June 23, 2024

The 2023–24 Los Angeles Lakers season has been an emotional rollercoaster with much more lows than highs. However, as the playoffs draw nearer, the Lakers appear to be in the midst of an upturn that could eventually give the club some momentum.

Los Angeles has won four of its last five games and is feeling great after signing Spencer Dinwiddie following the trade deadline. It may not have been a Dejounte Murray trade, but at least the Lakers improved the roster somewhat and didn’t have to give up any assets in return.

While it is always a good thing to add more depth (even when a player is volatile like Dinwiddie is), there actually is a negative that might be coming out of the Dinwiddie signing. By bringing in Dinwiddie, the Lakers are giving head coach Darvin Ham more ammunition to experiment with the team’s lineups and rotation.

And of course, in classic Ham fashion, he is going to do the one thing with Dinwiddie on the team that no fan wanted him to do: run three-guard lineups.

Darvin Ham is foolish for running three-guard Lakers lineups

This is something that Darvin Ham fell in love with last season with the Lakers and despite all of his questionable decisions this year, it is not something the Lakers have deployed. That is mostly because the team did not have the resources to do it. With Dinwiddie in town, they do, and Ham is wasting no time to take the opportunity.

What makes this so frustrating is the fact that it simply didn’t work last season for the Lakers. Ham tried so many different iterations of the three-guard lineup (even trying a five-guard lineup once) last season and it never lasted. Yet here he is, going back to the well because he has a shiny new toy.

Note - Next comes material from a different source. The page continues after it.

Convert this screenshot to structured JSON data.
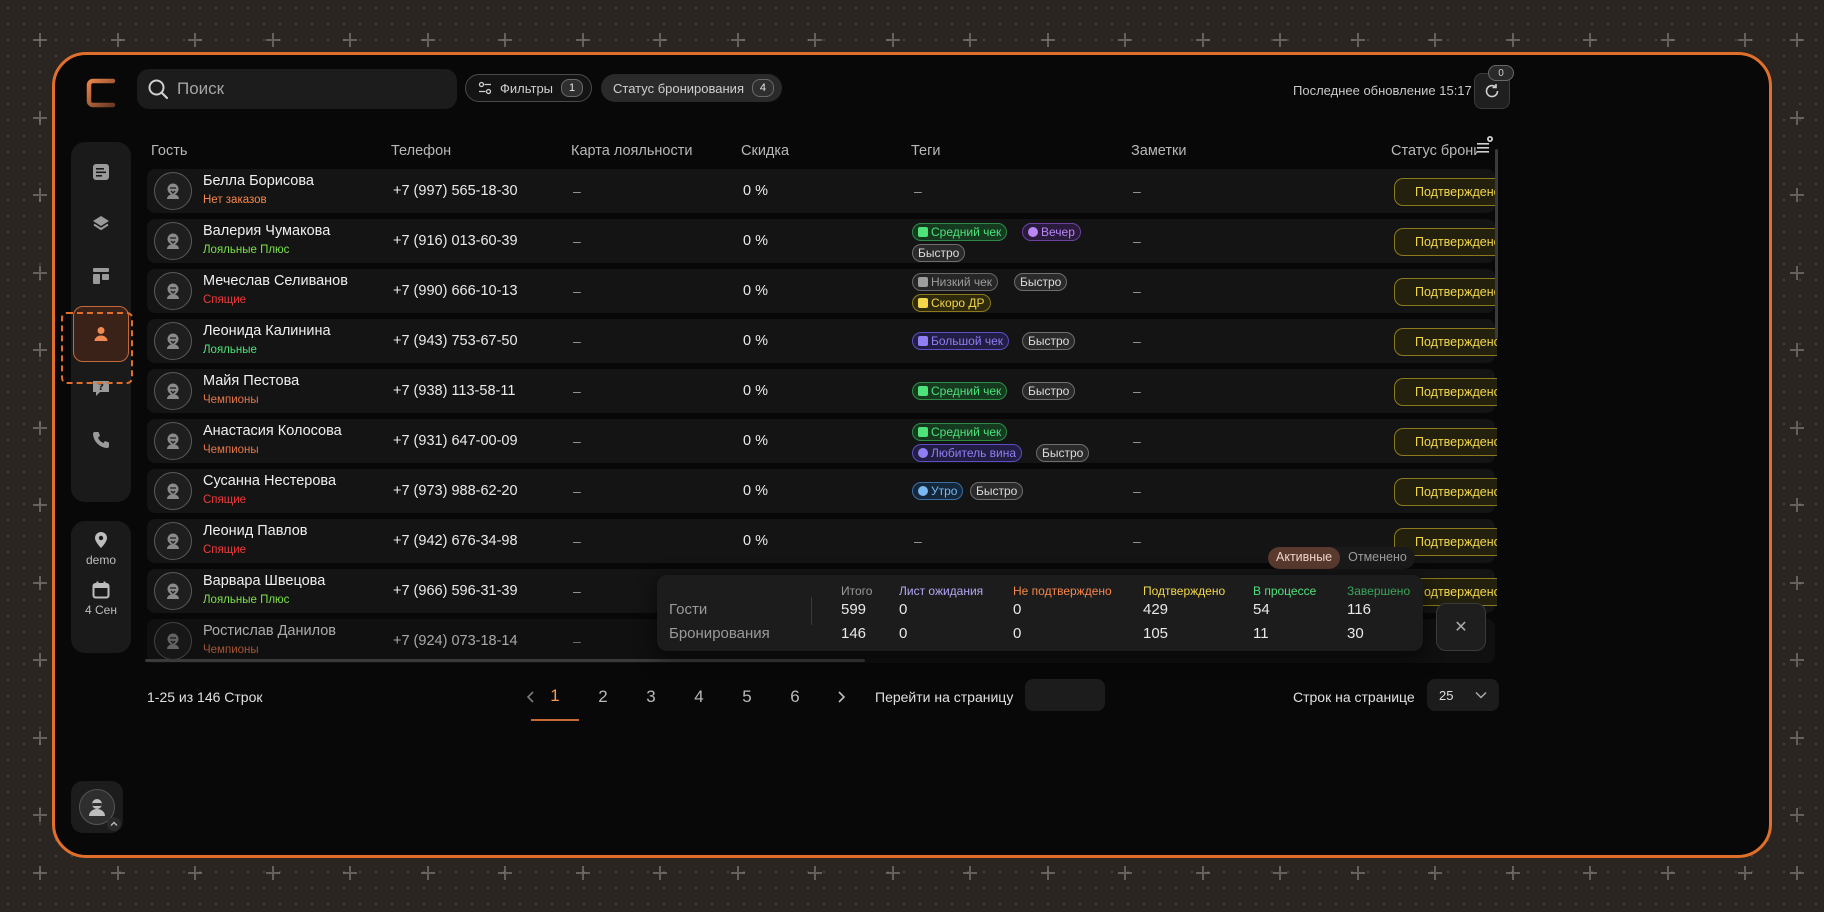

While Dinwiddie could end up being great in Los Angeles, Ham is really overestimating him if he truly expects the veteran point guard to be in the closing lineup. Dinwiddie is bad defensively and has been very inefficient on offense this season.

The trio of Dinwiddie, Austin Reaves and D’Angelo Russell is just begging to get scored on. In that lineup, there are three guys in the backcourt that teams can legitimately hunt, not to mention that the Lakers would be sacrificing so much size.

Talk about a way to put unnecessary stress on LeBron James (who should be coasting on defense in the regular season) and Anthony Davis. Suddenly, those two become the only somewhat reliable defenders in this potential lineup (and that might be a stretch with LeBron).

It really is not that hard for Ham to figure out. Keep starting Rui Hachimura and give him the playing time he deserves. Los Angeles is 19-11 when Hachimura gets 19+ minutes and is 9-15 when he doesn’t.

It isn’t rocket science. Play the players who deserve minutes, and don’t experiment with quirky lineups that the entire fanbase knows won’t work.